Also, the lift-hill will turn up to 90°, a spiraling lift hill appears shorter.
Getting into general Settings (upper right Gear symbol > Settings button), in the Game tab > Coaster Friction Controls checkbox, checkmark it, and you'll be able to make your coaster faster by reducing friction (which reduces needed lift-hill height, but can cause other issues, like increased Fear and shortened ride-time). Unchecking Disable Coaster Collision (and all the other Collision boxes) will allow for more versatility in track placement, although for realism you might want to use scenery pieces to check clearance, after unchecking those the game will no longer do it for you. At the bottom is Disable Track Limits, checkmark that -- although you won't be able to able to get your lift hill greater than 30°, it allows other track pieces greater range, such as steeper drops.
If any of these settings aren't accessible (some Career and Challenge parks restrict them) then build your coaster in the Scenario Editor and save to your Blueprints, if the coaster itself is allowed in your park and you have the money then it'll place from your Blueprints even if built more extreme than that park's settings will allow.
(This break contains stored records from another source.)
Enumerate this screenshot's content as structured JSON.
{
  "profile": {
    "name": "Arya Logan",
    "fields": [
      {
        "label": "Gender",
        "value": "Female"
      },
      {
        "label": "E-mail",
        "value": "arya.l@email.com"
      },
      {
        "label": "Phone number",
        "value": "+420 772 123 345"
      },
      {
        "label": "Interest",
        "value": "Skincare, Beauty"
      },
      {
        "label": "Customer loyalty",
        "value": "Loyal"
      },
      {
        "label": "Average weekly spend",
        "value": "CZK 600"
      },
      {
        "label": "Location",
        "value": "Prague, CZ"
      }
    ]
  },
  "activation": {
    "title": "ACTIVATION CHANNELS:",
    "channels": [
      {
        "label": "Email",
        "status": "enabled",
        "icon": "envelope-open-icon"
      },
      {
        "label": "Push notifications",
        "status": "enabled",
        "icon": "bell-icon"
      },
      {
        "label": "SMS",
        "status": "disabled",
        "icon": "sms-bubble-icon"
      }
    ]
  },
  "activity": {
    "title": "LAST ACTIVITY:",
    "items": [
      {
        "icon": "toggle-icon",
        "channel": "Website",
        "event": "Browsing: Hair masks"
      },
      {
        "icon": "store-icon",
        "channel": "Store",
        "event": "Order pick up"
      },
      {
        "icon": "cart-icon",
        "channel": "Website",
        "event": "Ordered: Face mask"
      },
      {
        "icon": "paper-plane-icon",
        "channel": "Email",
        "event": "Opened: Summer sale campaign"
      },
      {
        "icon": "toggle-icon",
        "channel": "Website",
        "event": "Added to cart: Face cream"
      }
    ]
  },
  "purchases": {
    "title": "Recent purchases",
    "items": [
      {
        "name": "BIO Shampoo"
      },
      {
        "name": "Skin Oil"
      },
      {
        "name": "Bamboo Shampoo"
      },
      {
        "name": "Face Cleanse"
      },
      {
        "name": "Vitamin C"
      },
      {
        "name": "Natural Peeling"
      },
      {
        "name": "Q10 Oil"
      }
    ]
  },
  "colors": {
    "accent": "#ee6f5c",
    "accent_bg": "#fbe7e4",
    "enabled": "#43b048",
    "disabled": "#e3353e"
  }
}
I had also completely forgotten that you can spiral the lift hill. That is very useful of course.
I had also heard something previously that swapping the trains around to a different type really does have a different effect so I will have to give that a try.
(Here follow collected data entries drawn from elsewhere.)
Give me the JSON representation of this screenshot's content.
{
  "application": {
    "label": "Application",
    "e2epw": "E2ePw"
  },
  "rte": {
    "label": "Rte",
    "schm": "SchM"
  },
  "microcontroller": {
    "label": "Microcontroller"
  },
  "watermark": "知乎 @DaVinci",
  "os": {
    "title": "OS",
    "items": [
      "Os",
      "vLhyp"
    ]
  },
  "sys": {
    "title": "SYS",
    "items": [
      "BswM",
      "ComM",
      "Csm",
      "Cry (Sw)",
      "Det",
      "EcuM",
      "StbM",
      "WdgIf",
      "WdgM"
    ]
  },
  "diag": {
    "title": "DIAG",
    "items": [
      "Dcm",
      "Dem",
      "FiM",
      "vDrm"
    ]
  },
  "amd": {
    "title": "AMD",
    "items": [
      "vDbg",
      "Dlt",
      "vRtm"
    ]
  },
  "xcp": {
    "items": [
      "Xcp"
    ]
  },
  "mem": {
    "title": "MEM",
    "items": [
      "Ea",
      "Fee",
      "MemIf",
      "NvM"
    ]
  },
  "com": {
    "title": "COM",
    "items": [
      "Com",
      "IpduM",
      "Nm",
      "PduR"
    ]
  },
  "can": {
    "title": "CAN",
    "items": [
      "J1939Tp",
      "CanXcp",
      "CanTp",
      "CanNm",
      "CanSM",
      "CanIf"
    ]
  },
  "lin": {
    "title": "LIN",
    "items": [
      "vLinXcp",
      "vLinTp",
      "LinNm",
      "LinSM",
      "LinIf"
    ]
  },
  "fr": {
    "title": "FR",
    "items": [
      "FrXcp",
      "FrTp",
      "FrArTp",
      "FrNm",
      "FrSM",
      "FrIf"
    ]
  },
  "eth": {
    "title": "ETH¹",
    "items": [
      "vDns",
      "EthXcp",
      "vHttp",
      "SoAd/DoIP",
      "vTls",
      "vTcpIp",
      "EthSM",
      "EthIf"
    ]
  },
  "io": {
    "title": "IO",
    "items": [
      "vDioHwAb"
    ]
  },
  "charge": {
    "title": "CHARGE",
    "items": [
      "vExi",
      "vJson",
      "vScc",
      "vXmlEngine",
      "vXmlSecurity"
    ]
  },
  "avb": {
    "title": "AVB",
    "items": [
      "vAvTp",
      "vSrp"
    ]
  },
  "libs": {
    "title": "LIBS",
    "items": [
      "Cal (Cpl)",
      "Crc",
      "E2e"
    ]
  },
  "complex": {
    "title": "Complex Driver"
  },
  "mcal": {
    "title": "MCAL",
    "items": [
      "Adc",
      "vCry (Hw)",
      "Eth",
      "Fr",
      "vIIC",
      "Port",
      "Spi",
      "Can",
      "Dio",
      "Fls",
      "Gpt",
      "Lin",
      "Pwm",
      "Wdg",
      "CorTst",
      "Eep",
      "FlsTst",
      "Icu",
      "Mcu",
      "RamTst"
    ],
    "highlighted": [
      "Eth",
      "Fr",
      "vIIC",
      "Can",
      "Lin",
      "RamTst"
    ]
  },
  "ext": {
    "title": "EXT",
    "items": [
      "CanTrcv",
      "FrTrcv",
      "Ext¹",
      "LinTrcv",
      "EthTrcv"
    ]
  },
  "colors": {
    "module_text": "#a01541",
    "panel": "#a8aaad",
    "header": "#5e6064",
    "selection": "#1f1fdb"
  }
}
Prefer to leave the friction settings alone as much as possible as it does tend to lead to a more realistic ride. Might experiment with it though. Good idea.
You mentioned not being much of a coaster builder. I would definitely donate some for your parks since I tend to get too impatient on big projects so they rarely get finished.
Thanks KickAir, great ideas!
I've actually found that this heavily depends on the ride. I've built replicas of real life coasters that had to be run at .9 or even .8 friction to run at IRL speeds when built exactly to IRL specifications.
In RCT3P they called it something like "high-tech lubricant", which is a real thing. It's not that the Planco coaster default's more realistic than any of the later "features" (read "fixes") -- those later improvements didn't just make playing easier, they often improved ride realism.
That doesn't make the game any less fun, fortuntely. ;)
By real world specs, I simply mean as close to the exact track length, lift and drop angles, and heights of each hill as possible, and with accurate trim positions and settings. Obviously you can't specify everything perfectly.
But the inaccuracies are to the point where a recreation of Hurler at Carowinds built to those specs can't clear the uphill banked turn under the predrop turnaround without dropping to 0.9 friction or adding at least 10 feet to the lift hill and drop. It's not a problem with the game, it's just a limitation.
The game also handles excitement in a somewhat unrealistic manner. Despite being one of the most beloved wooden coasters ever built IRL, my accurate El Toro replica has mediocre stats simply because of the long pre-drop section and brake run. Having realistic "utility" elements on a ride gets unfairly punished. This is a bit more of a problem but I'd still put it in the "limitation" category.